“Enchantment” is the first word that comes to mind when I think of Anna Badkhen‘s account of living in an Afghan village for a whole year. The book’s title itself is intriguing: “The world is a carpet: Four seasons in an Afghan village.” The world? and the carpet? How can you really equate the two? And yet, in Badkhen’s narrative you can do that very easily, since the family’s life revolves around weaving a beautiful carpet and selling it to the carpet dealers. There are many other beautifully woven stories that explain the comparison of the world to the carpet, but since I have not finished reading the book, this is perhaps not the place do discuss them.
Instead, I wanted to focus on one specific concept that so enchanted me: it’s the concept of appreciating mistakes. When a dealer looks at the carpet to estimate its value, he (it’s probably most likely a “he”), looks at the density of knots and yes, the imperfections of the carpet. The imperfections are the jewels that make the carpet unique or, as the author puts it, they’re the “diary” of the carpet maker’s (usually a woman’s) life. Perhaps someone came in while she was working on a particular flower pattern and, distracted, made too many flower petals; perhaps a baby was crying and she tied the knot too early; perhaps a knot was tied in haste as she had to attend to her other household chores.
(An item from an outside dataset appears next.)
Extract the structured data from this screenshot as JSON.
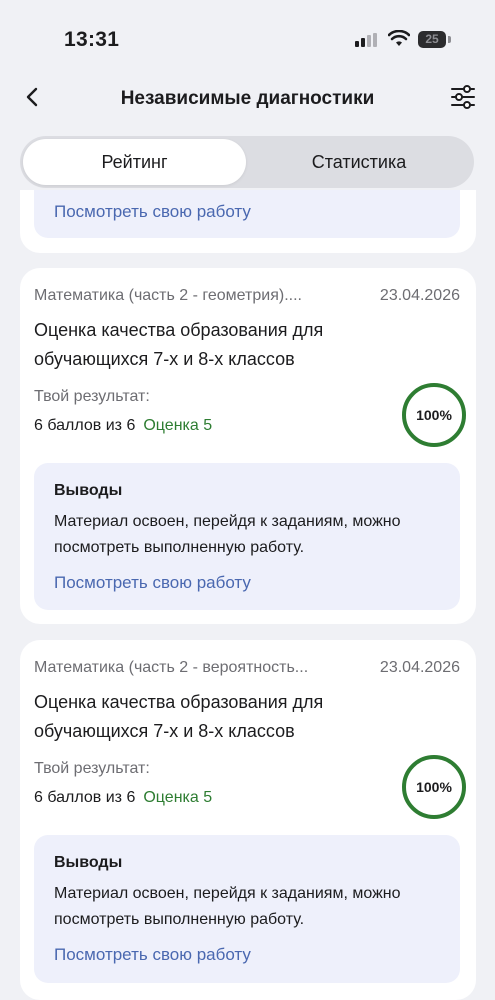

Since the so-called imperfections are what makes the carpet unique, and since they are the records of someone’s life, could we accept the imperfections in our daily life? Of course, I’m not advocating sloppiness–that’s a whole different matter–but the full appreciation and acceptance of what we can and cannot do, think, believe, create. Perhaps it is the imperfections that make it possible to be perfect in other aspects of our being? Perhaps we need to procrastinate a little before writing an enlightening essay; perhaps we do need a break before we can take care of the house, the kids, the chores; perhaps we just need to be. And being is comprised of I’m/perfections, such is the nature of life, woven into the carpet of our world.